Part 1, Chapter 8 Summary

Jane recalls the day that she was taken away from Rose Hill when she was fourteen. Jane remembers how the truancy men took “every Negro boy and girl away to be educated” (102) when the children reached a certain age, and Jane’s mother started to hide her away when she heard the carriages coming. One day when Jane was fourteen, Aggie explained to Jane that it was time for her to go. Aggie said that Jane’s mother was being selfish, and that Jane needed to venture into the larger world. (104). Aggie gave Jane her lucky penny, instructing her to always wear it. Aggie then told Jane to find the truancy men and tell them she was ready for school.

Part 1, Chapter 9 Summary

Jane and Katherine sneak out of Miss Preston’s to meet Jackson. They meet up with Jackson and begin to inspect the Spencers’ house and find no evidence that shamblers were responsible for the family’s disappearance. Jackson explains that Lily is light skinned enough to pass as a white girl, so he hid her with the Spencers in hopes that “the education officers would leave her alone” (116). Suddenly, others arrive at the house and Jane, Katherine, and Jackson hide. They listen as Miss Anderson and a few strange men discuss how the mayor wants “everything belonging to the Spencers packed up and out of here by morning” (119). Jane now believes the Spencers didn’t leave of their own accord but were taken away by the mayor’s cronies. Miss Anderson and the men leave, and Jane, Katherine, and Jackson discuss where the Spencers might have been taken. Suddenly, shamblers appear and the three must fight through a huge pack. They manage to escape unscathed, but Jackson is still insistent on finding Lily. Jane tries to remind him that they can’t “set out half-cocked on a rescue mission” (126), and Jackson decides that he’ll “handle it” himself (127). Jane and Katherine leave to return to Miss Preston’s before sunrise.
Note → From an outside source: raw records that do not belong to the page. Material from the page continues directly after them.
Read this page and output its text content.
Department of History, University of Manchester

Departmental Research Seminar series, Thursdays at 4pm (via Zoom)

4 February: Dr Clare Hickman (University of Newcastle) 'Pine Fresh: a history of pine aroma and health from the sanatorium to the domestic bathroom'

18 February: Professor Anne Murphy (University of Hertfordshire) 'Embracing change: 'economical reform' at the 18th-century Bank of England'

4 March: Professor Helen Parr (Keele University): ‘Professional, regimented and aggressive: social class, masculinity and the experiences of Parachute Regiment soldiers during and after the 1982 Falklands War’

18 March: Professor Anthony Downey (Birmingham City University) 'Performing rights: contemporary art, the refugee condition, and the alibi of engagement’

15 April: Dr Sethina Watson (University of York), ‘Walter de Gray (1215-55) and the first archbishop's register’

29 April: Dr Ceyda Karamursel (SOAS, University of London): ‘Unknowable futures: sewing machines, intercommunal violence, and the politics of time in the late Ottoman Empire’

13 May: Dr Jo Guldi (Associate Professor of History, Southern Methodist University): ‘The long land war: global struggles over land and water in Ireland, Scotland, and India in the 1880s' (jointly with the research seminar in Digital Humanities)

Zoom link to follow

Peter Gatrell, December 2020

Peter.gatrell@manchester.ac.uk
Part 1, Chapters 5-9 Analysis

In chapter 7, Jane theorizes that another madman like Professor Ghering could be bringing the undead into the city to experiment on them, thus endangering everyone in Baltimore County. This comment foreshadows the reality that is to come: that the mayor keeps shamblers inside the city limits, and that Summerland uses shamblers to generate electricity. Professor Ghering is simply the first in a long series of misguided people trying to utilize shamblers, and in the process, endangering the living. The Civil War may have been interrupted, but Ireland shows that even during a zombie apocalypse, humans can’t stop fighting to solve their problems.
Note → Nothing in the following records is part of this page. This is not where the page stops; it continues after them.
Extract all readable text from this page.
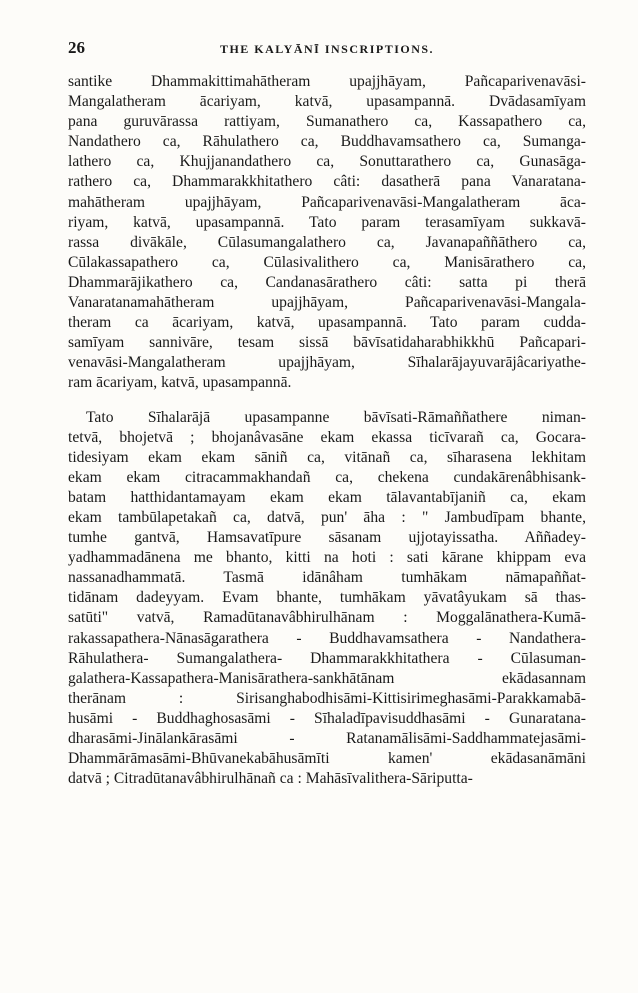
26	THE KALYĀNĪ INSCRIPTIONS.

santike Dhammakittimahātheram upajjhāyam, Pañcaparivenavāsi-
Mangalatheram ācariyam, katvā, upasampannā. Dvādasamīyam
pana guruvārassa rattiyam, Sumanathero ca, Kassapathero ca,
Nandathero ca, Rāhulathero ca, Buddhavamsathero ca, Sumanga-
lathero ca, Khujjanandathero ca, Sonuttarathero ca, Gunasāga-
rathero ca, Dhammarakkhitathero câti: dasatherā pana Vanaratana-
mahātheram upajjhāyam, Pañcaparivenavāsi-Mangalatheram āca-
riyam, katvā, upasampannā. Tato param terasamīyam sukkavā-
rassa divākāle, Cūlasumangalathero ca, Javanapaññāthero ca,
Cūlakassapathero ca, Cūlasivalithero ca, Manisārathero ca,
Dhammarājikathero ca, Candanasārathero câti: satta pi therā
Vanaratanamahātheram upajjhāyam, Pañcaparivenavāsi-Mangala-
theram ca ācariyam, katvā, upasampannā. Tato param cudda-
samīyam sannivāre, tesam sissā bāvīsatidaharabhikkhū Pañcapari-
venavāsi-Mangalatheram upajjhāyam, Sīhalarājayuvarājâcariyathe-
ram ācariyam, katvā, upasampannā.

Tato Sīhalarājā upasampanne bāvīsati-Rāmaññathere niman-
tetvā, bhojetvā ; bhojanâvasāne ekam ekassa ticīvarañ ca, Gocara-
tidesiyam ekam ekam sāniñ ca, vitānañ ca, sīharasena lekhitam
ekam ekam citracammakhandañ ca, chekena cundakārenâbhisank-
batam hatthidantamayam ekam ekam tālavantabījaniñ ca, ekam
ekam tambūlapetakañ ca, datvā, pun' āha : " Jambudīpam bhante,
tumhe gantvā, Hamsavatīpure sāsanam ujjotayissatha. Aññadey-
yadhammadānena me bhanto, kitti na hoti : sati kārane khippam eva
nassanadhammatā. Tasmā idānâham tumhākam nāmapaññat-
tidānam dadeyyam. Evam bhante, tumhākam yāvatâyukam sā thas-
satūti" vatvā, Ramadūtanavâbhirulhānam : Moggalānathera-Kumā-
rakassapathera-Nānasāgarathera - Buddhavamsathera - Nandathera-
Rāhulathera- Sumangalathera- Dhammarakkhitathera - Cūlasuman-
galathera-Kassapathera-Manisārathera-sankhātānam ekādasannam
therānam : Sirisanghabodhisāmi-Kittisirimeghasāmi-Parakkamabā-
husāmi - Buddhaghosasāmi - Sīhaladīpavisuddhasāmi - Gunaratana-
dharasāmi-Jinālankārasāmi - Ratanamālisāmi-Saddhammatejasāmi-
Dhammārāmasāmi-Bhūvanekabāhusāmīti kamen' ekādasanāmāni
datvā ; Citradūtanavâbhirulhānañ ca : Mahāsīvalithera-Sāriputta-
More details of Jane and Jackson’s checkered past comes to light in these chapters. Jane reveals that Jackson was the boy she once kissed in the moonlight, and that he gave her presents and did favors for her. The two were obviously very close, and despite Jane’s frequent protestations and threats to do harm to Jackson, she once harbored warm feelings for him. Those feelings still linger, and the reader can see how deeply Jane cares for Jackson when she agrees to come to the Spencers’ house in the dead of night, seeks to comfort him when he is distraught, and recalls the hurt she felt when he broke up with her. Jane’s anger towards Jackson is a direct result of the pain he put her through, and although she tries to convince herself and Katherine that she doesn’t care about Jackson, her actions say otherwise.